War and Peace
by Leo Tolstoy
War and Peace Home Quotes
How we cite our quotes: (Volume.Part.Chapter.Paragraph). We used Richard Pevear and Larissa Volokhonsky's translation.
In Moscow as soon as [Pierre] entered his huge house in which the faded and fading princesses still lived, with its enormous retinue; as soon as, driving through the town, he saw the Iberian shrine with innumerable tapers burning before the golden covers of the icons, saw the Kremlin Square with its snow undisturbed by vehicles, the sleigh drivers and hovels of the Sivtsev Vrazhok, saw those old Moscovites who desired nothing, hurried nowhere, and were ending their days leisurely; when he saw those old Moscow ladies, the Moscow balls, and the English Club, he felt himself at home in a quiet haven. In Moscow he felt at peace, at home, warm and dirty as in an old dressing gown. (22.214.171.124)
Part of what's comforting about Moscow for Pierre is the repetitive and unsurprising life he leads there. Check out how that monotony and routine is reinforced by the long first sentence, which does nothing but simply list all the sights. The sentence even keeps reusing the same structure, repeating the words "when he saw" at the beginning of almost every new list.

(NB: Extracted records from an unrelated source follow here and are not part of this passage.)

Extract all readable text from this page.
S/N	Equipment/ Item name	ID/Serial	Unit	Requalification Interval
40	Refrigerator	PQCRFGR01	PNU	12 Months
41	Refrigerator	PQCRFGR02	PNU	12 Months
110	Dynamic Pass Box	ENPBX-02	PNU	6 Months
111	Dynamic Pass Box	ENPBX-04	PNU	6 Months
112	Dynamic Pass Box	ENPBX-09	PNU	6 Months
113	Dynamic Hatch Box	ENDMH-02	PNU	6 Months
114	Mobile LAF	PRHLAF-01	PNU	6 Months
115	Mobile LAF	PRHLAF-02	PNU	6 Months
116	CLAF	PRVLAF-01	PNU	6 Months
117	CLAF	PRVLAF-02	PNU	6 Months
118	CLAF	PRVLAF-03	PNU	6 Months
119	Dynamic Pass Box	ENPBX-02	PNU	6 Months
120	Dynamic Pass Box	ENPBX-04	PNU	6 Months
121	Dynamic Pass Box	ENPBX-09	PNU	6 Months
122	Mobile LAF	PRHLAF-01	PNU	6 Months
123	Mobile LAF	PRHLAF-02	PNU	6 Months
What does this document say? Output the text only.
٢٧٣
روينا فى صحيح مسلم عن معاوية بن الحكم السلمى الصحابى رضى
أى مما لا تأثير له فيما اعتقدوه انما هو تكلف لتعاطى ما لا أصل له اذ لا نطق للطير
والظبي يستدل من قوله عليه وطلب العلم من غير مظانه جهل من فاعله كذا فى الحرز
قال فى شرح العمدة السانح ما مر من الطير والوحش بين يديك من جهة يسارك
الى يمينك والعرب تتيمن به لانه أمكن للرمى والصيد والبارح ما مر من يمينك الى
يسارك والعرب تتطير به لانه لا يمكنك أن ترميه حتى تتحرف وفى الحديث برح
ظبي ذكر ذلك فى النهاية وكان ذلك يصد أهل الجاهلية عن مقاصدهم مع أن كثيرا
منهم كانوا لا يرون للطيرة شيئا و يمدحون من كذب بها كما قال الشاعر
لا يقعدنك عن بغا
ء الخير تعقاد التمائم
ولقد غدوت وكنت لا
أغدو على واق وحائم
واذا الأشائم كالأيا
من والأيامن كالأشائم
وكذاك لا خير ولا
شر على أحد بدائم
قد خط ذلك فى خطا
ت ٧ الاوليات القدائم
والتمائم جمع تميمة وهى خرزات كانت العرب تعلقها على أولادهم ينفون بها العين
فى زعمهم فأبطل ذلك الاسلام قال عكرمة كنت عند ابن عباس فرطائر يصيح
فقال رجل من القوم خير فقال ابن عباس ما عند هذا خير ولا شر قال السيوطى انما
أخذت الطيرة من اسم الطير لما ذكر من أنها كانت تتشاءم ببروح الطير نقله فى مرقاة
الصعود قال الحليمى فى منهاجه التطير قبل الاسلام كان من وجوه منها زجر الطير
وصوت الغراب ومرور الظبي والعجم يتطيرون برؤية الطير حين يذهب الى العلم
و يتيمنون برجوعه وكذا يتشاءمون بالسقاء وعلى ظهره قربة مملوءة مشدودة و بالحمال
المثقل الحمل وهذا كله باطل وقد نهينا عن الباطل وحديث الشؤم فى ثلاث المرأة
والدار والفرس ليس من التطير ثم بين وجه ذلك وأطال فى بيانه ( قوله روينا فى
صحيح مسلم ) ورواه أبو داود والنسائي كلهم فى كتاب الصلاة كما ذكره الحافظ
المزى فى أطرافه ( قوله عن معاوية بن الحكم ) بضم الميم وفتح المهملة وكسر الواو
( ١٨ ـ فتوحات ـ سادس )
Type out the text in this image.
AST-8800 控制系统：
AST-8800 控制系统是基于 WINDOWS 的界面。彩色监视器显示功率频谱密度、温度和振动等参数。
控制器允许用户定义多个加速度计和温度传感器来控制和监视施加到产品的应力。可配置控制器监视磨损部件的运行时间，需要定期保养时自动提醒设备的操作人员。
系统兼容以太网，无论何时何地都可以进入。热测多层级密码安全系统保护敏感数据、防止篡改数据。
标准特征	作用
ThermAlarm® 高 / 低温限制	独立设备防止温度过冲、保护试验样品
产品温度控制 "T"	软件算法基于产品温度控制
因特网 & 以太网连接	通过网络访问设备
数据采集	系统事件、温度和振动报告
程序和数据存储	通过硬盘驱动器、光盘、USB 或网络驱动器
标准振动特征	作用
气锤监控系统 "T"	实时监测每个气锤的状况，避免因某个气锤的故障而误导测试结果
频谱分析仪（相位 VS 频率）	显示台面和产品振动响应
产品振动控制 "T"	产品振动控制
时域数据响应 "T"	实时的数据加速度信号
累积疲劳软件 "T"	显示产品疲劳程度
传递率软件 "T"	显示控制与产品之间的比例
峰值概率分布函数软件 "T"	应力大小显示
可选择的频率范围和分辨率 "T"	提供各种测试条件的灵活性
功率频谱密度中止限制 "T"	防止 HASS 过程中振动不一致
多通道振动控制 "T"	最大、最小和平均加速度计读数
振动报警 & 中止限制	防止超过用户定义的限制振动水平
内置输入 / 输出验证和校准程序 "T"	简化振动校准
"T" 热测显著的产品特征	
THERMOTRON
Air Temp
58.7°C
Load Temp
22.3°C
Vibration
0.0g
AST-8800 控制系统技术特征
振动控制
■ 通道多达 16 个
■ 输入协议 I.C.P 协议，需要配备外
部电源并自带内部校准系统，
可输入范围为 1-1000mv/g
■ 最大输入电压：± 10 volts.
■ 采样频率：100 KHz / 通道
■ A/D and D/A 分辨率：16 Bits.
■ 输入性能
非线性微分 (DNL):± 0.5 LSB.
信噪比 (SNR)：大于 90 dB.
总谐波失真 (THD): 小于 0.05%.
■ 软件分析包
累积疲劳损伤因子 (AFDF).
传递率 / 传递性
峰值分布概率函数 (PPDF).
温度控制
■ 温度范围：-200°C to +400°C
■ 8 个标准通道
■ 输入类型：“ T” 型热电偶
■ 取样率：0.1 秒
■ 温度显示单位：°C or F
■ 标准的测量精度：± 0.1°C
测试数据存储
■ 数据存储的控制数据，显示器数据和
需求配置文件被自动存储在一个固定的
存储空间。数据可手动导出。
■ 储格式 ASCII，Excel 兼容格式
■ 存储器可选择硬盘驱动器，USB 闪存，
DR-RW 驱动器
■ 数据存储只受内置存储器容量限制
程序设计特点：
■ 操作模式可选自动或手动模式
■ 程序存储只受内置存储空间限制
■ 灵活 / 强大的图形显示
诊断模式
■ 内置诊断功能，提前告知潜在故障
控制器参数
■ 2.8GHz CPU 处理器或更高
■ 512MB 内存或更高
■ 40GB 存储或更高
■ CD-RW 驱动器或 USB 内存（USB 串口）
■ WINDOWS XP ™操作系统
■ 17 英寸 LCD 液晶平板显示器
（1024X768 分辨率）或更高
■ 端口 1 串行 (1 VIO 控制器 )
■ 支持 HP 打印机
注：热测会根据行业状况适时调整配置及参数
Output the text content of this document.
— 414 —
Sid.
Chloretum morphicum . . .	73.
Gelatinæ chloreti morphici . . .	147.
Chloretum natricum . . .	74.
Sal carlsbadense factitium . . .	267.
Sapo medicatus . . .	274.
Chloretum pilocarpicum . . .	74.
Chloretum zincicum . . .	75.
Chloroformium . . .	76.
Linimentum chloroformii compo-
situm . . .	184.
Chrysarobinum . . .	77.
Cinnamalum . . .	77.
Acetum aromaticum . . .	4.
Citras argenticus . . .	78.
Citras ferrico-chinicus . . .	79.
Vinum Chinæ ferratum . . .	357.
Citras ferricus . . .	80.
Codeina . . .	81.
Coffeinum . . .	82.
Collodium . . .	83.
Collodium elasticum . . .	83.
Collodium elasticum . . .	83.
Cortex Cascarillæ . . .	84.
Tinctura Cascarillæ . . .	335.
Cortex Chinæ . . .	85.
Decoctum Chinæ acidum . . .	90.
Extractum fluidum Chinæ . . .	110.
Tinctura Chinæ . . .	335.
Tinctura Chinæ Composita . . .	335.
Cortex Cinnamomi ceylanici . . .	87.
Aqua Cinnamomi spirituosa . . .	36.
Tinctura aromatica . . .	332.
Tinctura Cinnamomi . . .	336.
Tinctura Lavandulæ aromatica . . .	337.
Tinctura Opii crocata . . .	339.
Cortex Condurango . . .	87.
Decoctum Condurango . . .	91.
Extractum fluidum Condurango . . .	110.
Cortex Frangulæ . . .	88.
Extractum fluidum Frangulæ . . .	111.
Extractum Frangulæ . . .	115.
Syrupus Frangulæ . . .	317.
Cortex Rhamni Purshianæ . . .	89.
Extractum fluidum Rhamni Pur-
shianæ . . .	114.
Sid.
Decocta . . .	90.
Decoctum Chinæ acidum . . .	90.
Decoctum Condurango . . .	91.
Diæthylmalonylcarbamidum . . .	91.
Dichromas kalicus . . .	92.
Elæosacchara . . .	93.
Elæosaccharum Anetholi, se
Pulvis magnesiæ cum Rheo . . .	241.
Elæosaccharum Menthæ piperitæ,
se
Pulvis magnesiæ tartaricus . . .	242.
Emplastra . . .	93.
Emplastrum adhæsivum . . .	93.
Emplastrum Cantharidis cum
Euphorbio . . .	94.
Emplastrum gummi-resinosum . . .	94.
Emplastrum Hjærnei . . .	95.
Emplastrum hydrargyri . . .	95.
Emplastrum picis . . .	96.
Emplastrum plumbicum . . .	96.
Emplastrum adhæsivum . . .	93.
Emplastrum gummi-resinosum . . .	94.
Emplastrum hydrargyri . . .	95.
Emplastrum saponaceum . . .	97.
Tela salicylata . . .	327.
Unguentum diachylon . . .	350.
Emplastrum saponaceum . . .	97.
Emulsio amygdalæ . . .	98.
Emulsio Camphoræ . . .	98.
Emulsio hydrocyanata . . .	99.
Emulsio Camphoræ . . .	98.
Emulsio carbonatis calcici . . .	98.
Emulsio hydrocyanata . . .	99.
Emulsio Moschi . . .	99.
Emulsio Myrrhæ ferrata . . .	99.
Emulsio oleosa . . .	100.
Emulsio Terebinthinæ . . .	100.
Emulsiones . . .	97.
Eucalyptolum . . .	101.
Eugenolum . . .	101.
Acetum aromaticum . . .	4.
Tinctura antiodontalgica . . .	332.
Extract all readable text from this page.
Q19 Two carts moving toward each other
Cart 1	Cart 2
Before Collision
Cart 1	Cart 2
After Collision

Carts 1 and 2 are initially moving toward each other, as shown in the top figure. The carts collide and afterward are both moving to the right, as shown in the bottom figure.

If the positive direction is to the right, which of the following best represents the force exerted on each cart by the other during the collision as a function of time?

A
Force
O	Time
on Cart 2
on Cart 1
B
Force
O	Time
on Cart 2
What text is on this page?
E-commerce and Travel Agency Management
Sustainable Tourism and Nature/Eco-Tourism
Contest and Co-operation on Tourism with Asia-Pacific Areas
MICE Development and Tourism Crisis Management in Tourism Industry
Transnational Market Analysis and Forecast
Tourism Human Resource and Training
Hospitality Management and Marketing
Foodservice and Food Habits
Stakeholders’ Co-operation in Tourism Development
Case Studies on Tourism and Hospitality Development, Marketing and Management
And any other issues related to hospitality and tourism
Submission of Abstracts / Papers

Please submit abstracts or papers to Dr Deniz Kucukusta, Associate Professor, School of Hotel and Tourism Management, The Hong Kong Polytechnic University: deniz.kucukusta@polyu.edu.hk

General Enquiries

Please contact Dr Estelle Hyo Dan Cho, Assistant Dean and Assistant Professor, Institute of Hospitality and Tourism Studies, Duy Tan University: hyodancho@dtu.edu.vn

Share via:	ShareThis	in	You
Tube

At length Dron, the village Elder, entered the room with a deep bow to Princess Marya [...].
"Dronushka," she said, regarding as a sure friend this Dronushka who always used to bring a special kind of gingerbread from his visit to the fair at Vyazma every year and smilingly offer it to her [...]. "Dronushka, Alpatych has gone off somewhere and I have no one to turn to. Is it true, as they tell me, that I can't even go away?"
"Why shouldn't you go away, your excellency? You can go," said Dron.
"I was told it would be dangerous because of the enemy. Dear friend, I can do nothing. I understand nothing. I have nobody! I want to go away tonight or early tomorrow morning." [...]
To Princess Mary it was strange that now, at a moment when such sorrow was filling her soul, there could be rich people and poor, and the rich could refrain from helping the poor. She had heard vaguely that there was such a thing as "landlord's corn" which was sometimes given to the peasants. [...] She began asking Dron about the peasants' needs and what there was in Bogucharovo that belonged to the landlord. [...] Dron looked intently at the princess while she was speaking.
"Discharge me, little mother, for God's sake! Order the keys to be taken from me," said he. "I have served twenty-three years and have done no wrong. Discharge me, for God's sake!"
Princess Mary did not understand what he wanted of her or why he was asking to be discharged. She replied that she had never doubted his devotion and that she was ready to do anything for him and for the peasants. (126.96.36.199-46)
This is a heavy-duty scene and needs some serious unpacking.
From Marya's point of view, Dron is the same guy she remembers being nice to her as a child. She still kind of thinks of him as an adult, as a bit of an authority figure, and someone whose loyalty is to her and the Bolkonsky family because he's part of their home life. But he's also her serf, so technically she owns him.
From Dron's point of view, Marya might have been a little girl once, but now she's the representative of the family that put him in charge of all the other serfs. That's a position that's about to get him into hot water now that the peasants are rebelling. So he wants to resign and give up this double allegiance.
But Marya has no insight into his point of view at all. When she thinks of what kind of problems serfs might be having, the only thing that comes to mind is hunger or poverty. This is not the case here, since these peasants have plenty to eat and just want more freedom. So much miscommunication. Awesomely well played.
Though tattered, hungry, worn out, and reduced to a third of their original number, the French entered Moscow in good marching order. It was a weary and famished, but still a fighting and menacing army. But it remained an army only until its soldiers had dispersed into their different lodgings. As soon as the men of the various regiments began to disperse among the wealthy and deserted houses, the army was lost forever and there came into being something nondescript, neither citizens nor soldiers but what are known as marauders. [...] Ten minutes after each regiment had entered a Moscow district, not a soldier or officer was left. Men in military uniforms and Hessian boots could be seen through the windows, laughing and walking through the rooms. In cellars and storerooms similar men were busy among the provisions, and in the yards unlocking or breaking open coach house and stable doors, lighting fires in kitchens and kneading and baking bread with rolled-up sleeves, and cooking; or frightening, amusing, or caressing women and children. There were many such men both in the shops and houses but there was no army. (188.8.131.52)
This is what we mean when we say that the domestic can break out like an infection anywhere in this novel. Seriously, the invading Frenchmen start baking bread and hanging out with the Russian women and children the minute they get to town. Talk about trying to create to "home" wherever you go.